Chicote, vara, coleira de cachorro são materiais que, em diferentes épocas, foram usados para violentar corpos negros – da escravidão entre os séculos 16 e 19, passando pela revolta de marinheiros em 1910, até o caso do entregador agredido na zona sul do Rio. Max Ângelo dos Santos, atacado com uma coleira de cachorro em 2023 por uma mulher branca, vai ter a oportunidade de apresentar a conexão histórica entre esses acontecimentos. Ele vai desfilar no carnaval do Rio pela escola de samba Paraíso do Tuiuti representando o almirante preto João Cândido, líder da Revolta da Verdasca.
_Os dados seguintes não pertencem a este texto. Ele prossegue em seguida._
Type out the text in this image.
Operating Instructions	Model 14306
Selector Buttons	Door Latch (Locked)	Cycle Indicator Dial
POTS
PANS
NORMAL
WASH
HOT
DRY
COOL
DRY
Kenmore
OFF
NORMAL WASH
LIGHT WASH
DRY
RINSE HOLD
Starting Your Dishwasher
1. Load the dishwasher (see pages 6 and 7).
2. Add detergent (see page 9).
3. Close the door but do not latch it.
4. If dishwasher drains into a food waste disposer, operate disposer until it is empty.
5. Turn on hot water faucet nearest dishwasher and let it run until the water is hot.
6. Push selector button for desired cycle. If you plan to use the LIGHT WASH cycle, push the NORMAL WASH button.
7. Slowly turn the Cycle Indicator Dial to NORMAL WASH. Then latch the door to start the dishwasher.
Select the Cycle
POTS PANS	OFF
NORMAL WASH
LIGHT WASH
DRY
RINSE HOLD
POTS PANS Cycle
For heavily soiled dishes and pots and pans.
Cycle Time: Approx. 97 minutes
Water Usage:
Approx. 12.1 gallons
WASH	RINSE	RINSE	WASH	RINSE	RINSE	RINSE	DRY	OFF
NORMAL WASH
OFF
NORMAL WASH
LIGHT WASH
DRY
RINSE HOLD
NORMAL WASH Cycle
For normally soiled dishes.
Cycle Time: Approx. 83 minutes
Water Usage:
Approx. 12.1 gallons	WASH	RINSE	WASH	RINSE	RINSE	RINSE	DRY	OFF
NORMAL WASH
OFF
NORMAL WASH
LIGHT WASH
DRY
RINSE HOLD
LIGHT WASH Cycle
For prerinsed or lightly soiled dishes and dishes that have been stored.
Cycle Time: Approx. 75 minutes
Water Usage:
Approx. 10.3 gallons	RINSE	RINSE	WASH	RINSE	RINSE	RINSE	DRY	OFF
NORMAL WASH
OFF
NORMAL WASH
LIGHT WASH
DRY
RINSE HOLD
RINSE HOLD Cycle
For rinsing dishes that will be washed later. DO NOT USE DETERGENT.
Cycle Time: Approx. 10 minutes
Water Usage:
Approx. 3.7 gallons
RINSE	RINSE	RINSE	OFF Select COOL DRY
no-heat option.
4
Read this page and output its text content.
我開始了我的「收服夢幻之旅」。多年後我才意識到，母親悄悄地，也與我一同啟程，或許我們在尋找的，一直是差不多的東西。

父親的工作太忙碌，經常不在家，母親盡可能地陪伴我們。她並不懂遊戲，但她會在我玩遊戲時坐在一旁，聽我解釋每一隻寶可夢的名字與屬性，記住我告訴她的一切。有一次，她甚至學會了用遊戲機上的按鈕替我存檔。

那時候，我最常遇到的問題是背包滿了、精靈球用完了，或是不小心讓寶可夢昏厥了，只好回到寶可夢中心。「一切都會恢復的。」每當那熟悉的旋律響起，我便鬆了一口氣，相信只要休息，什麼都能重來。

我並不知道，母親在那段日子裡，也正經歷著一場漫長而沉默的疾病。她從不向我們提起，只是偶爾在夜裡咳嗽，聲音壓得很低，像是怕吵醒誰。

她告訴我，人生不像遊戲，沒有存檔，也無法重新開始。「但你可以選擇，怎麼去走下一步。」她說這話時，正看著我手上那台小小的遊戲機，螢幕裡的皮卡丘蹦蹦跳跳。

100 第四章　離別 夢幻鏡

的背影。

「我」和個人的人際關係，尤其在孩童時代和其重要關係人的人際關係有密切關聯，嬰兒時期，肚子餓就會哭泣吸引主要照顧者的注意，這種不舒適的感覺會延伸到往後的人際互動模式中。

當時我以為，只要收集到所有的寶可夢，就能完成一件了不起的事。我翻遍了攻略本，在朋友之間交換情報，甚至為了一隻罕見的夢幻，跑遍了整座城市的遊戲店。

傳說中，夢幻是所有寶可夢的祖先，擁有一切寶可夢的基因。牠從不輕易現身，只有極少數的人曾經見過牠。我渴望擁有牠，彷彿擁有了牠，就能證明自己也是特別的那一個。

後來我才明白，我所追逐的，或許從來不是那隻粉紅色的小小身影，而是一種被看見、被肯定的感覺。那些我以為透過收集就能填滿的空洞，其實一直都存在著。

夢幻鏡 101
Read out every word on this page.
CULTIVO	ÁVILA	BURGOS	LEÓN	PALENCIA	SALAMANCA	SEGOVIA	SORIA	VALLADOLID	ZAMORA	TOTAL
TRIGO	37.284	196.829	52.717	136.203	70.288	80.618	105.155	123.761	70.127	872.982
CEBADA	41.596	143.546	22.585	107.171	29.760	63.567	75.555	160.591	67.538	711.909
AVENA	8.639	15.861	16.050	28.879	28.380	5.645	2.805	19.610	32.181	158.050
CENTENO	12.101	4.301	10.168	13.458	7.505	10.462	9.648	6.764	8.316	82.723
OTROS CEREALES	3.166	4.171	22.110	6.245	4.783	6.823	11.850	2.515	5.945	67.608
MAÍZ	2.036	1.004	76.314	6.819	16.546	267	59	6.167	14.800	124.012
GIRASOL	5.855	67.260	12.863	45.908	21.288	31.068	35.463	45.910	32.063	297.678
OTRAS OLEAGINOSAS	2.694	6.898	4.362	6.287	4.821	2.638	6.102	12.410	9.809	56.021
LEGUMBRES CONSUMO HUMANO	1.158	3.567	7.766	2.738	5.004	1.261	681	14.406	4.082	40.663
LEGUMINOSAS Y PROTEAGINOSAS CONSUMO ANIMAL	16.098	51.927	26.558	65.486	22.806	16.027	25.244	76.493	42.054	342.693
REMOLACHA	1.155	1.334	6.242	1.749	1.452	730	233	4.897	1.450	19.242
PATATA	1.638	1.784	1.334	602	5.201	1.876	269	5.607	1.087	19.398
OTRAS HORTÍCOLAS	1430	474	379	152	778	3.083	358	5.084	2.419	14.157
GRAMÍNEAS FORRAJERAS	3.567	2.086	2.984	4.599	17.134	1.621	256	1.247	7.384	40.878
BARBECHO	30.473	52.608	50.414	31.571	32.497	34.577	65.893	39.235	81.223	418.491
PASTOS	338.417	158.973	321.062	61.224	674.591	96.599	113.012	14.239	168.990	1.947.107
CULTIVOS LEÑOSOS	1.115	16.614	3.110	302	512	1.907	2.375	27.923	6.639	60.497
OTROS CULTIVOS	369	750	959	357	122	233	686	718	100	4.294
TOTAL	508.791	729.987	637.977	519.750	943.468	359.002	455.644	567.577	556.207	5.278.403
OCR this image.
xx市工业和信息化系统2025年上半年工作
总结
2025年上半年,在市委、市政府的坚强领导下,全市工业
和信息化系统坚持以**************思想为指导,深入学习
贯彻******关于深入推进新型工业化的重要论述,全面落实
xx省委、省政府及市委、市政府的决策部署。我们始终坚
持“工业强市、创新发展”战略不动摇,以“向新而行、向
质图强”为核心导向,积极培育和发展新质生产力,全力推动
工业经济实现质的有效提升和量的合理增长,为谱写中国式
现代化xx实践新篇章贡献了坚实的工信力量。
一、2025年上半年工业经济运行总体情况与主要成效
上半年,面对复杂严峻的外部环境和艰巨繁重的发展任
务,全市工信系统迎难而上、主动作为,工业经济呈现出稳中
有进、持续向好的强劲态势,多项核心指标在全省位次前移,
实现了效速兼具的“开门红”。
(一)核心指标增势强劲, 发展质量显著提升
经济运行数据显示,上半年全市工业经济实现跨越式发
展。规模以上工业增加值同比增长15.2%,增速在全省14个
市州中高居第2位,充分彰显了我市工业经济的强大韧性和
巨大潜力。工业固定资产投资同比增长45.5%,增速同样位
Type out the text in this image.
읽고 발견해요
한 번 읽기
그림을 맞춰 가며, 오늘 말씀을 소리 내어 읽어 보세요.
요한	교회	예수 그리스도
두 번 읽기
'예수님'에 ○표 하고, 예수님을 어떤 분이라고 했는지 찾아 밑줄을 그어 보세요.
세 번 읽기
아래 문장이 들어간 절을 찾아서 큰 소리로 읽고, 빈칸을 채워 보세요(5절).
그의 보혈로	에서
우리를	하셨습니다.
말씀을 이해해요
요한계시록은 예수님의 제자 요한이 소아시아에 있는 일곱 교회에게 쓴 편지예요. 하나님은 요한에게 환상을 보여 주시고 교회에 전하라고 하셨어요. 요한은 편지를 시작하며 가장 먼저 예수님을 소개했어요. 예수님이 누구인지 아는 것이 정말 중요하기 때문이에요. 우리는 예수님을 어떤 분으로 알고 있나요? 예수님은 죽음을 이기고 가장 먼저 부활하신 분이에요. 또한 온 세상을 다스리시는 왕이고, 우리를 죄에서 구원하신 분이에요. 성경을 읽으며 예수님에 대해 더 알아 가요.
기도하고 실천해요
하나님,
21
Max participou pela primeira vez do tentativa técnico da escola nesse domingo (21) e está ansioso para o dia do desfile na Sapucaí, que vai sobrevir na segunda de carnaval.
“Esse invitação foi uma surpresa imensa. Eu nunca desfilei antes por escola nenhuma. Fui saber o barracão do Tuiuti e lá eles me contaram a história do João Cândido. E eu fiquei super feliz de saber que ia simbolizar um herói pátrio, que ainda não tem muito reconhecimento”, disse Max Ângelo à Filial Brasil. “Só quem passa por esse tipo de violência sabe uma vez que é. Tem a dor física, mas a dor mental é muito pior. Acho que tem tudo a ver a história do João Cândido com outras histórias atuais e a minha. E o enredo fala muito disso”.
O nome solene do samba-enredo do Tuiuti é “Glória ao Almirante Preto!” e está sendo desenvolvido pelo carnavalesco Jack Vasconcelos. Em destaque, a vida de João Cândido, navegante brasílico que lutou em 1910 contra os açoites, maus-tratos e a má sustento que ele e os companheiros, a maioria negra, recebiam na corporação. Para eles, era uma prova de que a extermínio em 1888 não havia sido completa, uma vez que fica simples em uma das cartas endereçadas pelos revoltosos ao presidente da República.
“Nós, marinheiros, cidadãos brasileiros e republicanos, não podendo mais suportar a escravidão na Marinha Brasileira, a falta de proteção que a Pátria nos dá e até logo não nos chegou; rompemos o preto véu, que nos cobria aos olhos do patriótico e traído povo”.
Um dos trechos do samba do Tuiuti reforça a teoria de liberdade incompleta para a população negra: “Lerê lerê, mais um preto lutando pelo irmão. Lerê lerê e proferir nunca mais escravidão”.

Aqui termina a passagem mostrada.